Commentary

Primary Offline Advertising Drives Secondary Online Leads

Why would anyone cancel a TV effort or a magazine campaign that was driving an acceptable cost per lead? Simple: it appears as if the campaign is failing because they are not counting all the leads driven by the advertising expenditure.

Over the past few years we've seen a paradigm shift in the way consumers are reacting to advertising presented through traditional offline media. Today, consumers' behavior is being driven by their ability to choose from multiple response options.

Back in "the day" (and I'm talking about the '70s, not Internet 1.0), the primary response channels to offline advertising were postal mail and telephone, and it was relatively easy to track those actions with coded mail and unique phone numbers.

Fast forward to now. The three major online bridges -- Web URL, organic search and paid search -- have taken hold. Advertisers rushed to put their home page URL in ads in an attempt to capture the new consumer.
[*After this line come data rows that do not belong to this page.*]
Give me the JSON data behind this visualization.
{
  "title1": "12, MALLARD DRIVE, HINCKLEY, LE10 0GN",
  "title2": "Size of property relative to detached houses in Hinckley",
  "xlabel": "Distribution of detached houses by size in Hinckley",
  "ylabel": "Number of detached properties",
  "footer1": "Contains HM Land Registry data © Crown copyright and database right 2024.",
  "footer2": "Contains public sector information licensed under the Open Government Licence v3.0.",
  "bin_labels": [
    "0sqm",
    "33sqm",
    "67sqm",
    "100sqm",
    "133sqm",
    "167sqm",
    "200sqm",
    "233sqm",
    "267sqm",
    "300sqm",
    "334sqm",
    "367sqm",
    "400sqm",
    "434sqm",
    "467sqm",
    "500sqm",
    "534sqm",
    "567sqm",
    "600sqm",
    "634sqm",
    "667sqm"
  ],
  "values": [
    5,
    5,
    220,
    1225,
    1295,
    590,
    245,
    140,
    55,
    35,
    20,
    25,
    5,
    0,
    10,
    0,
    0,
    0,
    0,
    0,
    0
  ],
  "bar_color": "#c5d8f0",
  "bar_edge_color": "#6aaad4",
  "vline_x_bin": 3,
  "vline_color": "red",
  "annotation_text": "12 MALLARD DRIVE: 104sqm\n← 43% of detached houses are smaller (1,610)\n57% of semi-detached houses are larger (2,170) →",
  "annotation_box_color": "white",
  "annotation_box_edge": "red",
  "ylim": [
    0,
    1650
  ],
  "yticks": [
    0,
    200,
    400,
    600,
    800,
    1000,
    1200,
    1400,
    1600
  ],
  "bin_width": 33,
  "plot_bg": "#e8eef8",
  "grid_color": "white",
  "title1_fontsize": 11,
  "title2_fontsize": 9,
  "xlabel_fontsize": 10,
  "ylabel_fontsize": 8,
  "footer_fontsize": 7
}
But of course, the activity that the offline stimulus is possibly driving online is being lost in the overall traffic to the advertiser's home page. Leads and actions are not being counted.
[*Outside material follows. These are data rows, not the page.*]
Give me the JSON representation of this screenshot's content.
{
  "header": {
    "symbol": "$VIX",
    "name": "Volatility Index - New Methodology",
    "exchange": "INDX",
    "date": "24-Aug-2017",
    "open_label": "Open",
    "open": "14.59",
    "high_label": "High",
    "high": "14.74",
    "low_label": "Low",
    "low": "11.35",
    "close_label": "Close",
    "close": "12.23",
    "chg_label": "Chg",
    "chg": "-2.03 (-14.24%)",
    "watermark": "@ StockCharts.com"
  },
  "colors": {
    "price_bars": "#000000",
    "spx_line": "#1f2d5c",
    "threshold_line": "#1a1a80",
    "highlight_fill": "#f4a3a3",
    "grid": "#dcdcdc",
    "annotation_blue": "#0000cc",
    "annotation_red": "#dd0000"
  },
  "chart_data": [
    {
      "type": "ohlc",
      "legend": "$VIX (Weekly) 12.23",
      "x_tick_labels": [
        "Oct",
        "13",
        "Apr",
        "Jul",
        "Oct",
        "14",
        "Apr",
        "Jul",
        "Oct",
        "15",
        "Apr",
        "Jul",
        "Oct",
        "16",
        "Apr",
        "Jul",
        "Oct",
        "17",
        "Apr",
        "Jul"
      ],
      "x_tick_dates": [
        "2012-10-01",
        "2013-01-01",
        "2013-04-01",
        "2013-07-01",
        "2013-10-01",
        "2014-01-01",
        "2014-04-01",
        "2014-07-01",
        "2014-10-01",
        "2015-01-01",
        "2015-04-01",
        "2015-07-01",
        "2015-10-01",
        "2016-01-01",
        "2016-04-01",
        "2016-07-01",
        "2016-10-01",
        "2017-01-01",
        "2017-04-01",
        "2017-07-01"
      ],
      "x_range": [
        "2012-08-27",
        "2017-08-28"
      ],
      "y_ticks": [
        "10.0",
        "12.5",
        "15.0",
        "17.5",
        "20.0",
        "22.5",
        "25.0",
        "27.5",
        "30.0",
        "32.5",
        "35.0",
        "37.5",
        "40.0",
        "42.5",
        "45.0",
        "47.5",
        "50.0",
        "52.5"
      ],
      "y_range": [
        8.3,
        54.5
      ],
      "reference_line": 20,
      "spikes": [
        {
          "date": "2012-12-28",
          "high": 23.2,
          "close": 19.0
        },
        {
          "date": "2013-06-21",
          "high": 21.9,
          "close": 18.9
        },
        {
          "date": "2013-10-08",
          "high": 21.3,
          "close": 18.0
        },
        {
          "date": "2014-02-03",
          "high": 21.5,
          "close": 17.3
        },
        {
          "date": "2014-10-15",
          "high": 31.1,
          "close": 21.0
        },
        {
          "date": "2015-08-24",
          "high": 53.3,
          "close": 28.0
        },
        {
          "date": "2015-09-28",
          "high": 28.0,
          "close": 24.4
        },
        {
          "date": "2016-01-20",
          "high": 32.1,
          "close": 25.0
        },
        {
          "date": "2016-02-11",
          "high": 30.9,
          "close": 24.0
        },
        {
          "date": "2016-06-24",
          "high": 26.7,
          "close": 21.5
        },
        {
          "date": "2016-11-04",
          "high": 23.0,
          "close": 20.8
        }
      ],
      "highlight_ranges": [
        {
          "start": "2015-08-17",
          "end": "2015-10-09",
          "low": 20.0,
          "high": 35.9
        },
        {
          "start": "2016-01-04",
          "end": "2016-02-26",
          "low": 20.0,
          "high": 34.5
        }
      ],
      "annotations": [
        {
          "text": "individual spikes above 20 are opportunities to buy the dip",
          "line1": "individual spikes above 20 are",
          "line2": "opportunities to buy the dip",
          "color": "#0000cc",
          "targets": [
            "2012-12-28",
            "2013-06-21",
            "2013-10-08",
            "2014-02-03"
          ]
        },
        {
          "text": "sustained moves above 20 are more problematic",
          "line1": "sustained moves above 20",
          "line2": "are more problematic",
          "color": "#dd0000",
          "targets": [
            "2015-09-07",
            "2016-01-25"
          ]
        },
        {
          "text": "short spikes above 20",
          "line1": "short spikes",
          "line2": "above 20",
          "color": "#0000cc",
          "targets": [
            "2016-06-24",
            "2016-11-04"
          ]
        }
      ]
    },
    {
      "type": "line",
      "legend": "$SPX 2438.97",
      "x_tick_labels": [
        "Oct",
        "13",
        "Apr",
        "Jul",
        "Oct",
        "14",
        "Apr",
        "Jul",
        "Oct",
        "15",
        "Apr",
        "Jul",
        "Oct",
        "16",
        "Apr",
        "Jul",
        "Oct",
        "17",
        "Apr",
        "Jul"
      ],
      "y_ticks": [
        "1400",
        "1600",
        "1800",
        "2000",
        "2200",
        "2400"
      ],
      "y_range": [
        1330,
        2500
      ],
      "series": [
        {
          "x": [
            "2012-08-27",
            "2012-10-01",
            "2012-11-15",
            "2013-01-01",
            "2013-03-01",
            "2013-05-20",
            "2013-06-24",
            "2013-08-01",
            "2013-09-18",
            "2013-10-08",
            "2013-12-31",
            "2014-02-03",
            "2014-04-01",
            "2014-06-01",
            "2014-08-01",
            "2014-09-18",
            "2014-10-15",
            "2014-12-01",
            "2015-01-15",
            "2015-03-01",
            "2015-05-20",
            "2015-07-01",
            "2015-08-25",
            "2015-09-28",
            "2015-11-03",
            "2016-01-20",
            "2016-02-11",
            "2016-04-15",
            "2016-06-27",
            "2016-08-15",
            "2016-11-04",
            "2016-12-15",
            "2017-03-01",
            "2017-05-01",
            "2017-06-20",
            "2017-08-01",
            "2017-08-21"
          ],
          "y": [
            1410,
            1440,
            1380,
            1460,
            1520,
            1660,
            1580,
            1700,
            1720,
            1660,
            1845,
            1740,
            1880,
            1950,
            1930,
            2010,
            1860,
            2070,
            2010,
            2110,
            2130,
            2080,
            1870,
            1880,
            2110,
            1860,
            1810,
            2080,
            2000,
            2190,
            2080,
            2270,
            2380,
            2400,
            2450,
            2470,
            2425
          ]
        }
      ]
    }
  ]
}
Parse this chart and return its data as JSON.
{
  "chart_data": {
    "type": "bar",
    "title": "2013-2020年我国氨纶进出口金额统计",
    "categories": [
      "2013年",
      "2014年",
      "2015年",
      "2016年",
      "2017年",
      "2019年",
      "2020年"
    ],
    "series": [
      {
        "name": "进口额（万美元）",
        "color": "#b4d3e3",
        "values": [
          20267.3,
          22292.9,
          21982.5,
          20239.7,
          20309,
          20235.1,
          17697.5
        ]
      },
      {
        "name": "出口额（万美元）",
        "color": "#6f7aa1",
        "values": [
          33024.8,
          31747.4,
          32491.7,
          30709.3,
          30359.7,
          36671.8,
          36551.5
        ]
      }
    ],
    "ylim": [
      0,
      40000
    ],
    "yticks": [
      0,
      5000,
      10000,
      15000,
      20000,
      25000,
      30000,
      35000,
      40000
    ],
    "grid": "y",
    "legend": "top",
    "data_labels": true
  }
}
In analyzing our clients' data throughout this period, we began to see up to 90% of responses showing up online, making us acutely aware of the effect of this big shift in consumer behavior. It was clear that offline lead generation efforts were driving incremental activity online! And, more importantly, we assessed that accurately looking at this activity during the performance analysis absolutely changed campaigns that appeared to be losers into BIG winners.
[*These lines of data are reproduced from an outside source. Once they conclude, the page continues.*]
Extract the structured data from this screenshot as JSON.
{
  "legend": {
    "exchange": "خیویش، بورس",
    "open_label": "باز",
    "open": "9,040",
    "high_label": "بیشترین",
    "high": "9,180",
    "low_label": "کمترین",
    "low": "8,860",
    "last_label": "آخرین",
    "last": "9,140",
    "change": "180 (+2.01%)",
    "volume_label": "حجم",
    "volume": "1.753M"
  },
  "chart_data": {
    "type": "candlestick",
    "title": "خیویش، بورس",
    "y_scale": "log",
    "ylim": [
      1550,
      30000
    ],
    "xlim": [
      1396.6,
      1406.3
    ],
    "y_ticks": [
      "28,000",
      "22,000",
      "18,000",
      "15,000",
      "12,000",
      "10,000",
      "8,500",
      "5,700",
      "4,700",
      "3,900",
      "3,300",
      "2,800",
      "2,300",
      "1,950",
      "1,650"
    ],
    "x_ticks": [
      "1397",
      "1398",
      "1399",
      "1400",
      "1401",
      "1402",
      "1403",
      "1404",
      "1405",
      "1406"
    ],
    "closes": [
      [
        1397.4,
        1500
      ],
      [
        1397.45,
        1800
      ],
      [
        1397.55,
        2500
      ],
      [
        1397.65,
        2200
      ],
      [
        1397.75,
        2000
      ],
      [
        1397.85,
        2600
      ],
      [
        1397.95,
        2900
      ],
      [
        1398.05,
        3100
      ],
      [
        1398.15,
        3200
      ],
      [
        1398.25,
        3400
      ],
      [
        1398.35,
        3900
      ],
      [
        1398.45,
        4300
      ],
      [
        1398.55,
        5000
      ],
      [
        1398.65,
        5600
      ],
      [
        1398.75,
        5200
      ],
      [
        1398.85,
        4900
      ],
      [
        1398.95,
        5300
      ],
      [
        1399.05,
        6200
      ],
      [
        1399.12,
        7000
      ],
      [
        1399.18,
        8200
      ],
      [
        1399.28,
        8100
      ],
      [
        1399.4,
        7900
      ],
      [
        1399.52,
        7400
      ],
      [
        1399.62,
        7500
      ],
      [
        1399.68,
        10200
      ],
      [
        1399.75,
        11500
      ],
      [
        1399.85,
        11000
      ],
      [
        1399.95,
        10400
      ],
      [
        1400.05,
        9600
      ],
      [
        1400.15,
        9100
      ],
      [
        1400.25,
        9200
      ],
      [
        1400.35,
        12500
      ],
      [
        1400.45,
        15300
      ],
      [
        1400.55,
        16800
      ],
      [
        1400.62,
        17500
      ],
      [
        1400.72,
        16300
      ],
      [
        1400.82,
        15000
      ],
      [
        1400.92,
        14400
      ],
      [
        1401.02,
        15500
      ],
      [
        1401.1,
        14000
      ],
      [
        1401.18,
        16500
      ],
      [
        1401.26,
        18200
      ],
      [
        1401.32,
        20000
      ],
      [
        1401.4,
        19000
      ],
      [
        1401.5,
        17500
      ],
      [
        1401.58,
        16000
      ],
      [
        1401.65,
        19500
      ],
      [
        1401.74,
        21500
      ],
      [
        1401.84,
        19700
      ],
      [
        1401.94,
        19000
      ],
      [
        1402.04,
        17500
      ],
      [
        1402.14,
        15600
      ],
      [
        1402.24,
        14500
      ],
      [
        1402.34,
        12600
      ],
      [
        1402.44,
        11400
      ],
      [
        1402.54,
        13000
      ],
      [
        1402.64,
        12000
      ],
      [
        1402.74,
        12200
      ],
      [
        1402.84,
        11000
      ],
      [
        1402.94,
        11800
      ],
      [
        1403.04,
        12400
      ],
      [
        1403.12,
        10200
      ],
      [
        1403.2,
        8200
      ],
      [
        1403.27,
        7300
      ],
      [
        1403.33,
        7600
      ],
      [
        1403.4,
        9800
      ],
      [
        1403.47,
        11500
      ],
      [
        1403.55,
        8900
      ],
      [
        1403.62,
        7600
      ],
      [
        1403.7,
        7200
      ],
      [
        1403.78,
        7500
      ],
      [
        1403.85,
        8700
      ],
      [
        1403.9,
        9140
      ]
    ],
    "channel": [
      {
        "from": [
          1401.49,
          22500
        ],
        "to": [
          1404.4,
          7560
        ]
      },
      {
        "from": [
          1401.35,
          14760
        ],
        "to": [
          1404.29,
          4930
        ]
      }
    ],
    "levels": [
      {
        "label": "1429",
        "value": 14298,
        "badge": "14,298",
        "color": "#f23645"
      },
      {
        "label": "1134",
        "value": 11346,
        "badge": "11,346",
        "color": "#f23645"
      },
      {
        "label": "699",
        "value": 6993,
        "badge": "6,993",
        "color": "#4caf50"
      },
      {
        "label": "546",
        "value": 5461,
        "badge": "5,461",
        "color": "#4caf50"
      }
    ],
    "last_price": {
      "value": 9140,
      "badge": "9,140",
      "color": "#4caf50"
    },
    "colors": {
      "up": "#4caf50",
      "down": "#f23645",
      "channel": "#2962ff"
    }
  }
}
Some advertisers attempted to manage this situation by using a suffix on their home page URL, like www.clientsite.com/TV. This is a futile effort, as less than 25% of people seeing a suffix actually type it into a browser. What's worse, if responders type in the wrong suffix, they get a "404" message -- "Web site cannot be found" -- and end up nowhere.

So what's the answer? TRACKING IS EVERYTHING! You need to have tracking in place that enables you to "see" all of the activity across the multiple response channels now available and used by consumers.

It starts with unique URLs driving traffic to a unique landing page (not the home page) that are supported by your skill in benchmarking and tracking all other online activity, as well as measuring the delta when the offline advertising is running.

We see the phenomenon of offline advertising driving online activity from literally every client we work with. And not just to the identified landing page. Let me give you one example. After running DRTV for a few weeks, a company in the online space was not only able to measure an increase in the direct activity to its unique landing page, but was also able to identify the secondary lead activity online generated from searches on its branded terms (increased 45%) and searches on non-branded terms (increased 18%). It also saw unique visitors to the home page increase a whopping 62%! We were able to show the ROI by cable network, by day part and creative execution.

Here's another example: a test of DRTV for a brick and mortar company to drive leads for a follow-up marketing effort. The cost per lead goal was $15. The metrics that were driven by the primary measurement of phone and unique landing page response came in at $41. The adjusted cost per lead that reflected secondary activity from online channels was $8.33; a 200% increase in overall efficiency while beating the target metric by 55%! Without the secondary measurement, this campaign would have been declared DOA.

One last thought: recognizing secondary activity and putting the tracking into place will not automatically provide the winning formula. The entire organization on both sides of the table must act in a multichannel manner. Silos and walls must be broken down in order to maximize the ROI for each and every program you deploy.

Understanding and capitalizing on the convergence of offline and online marketing provides an advantage in the marketplace, versus those competitors that are still looking at only primary results.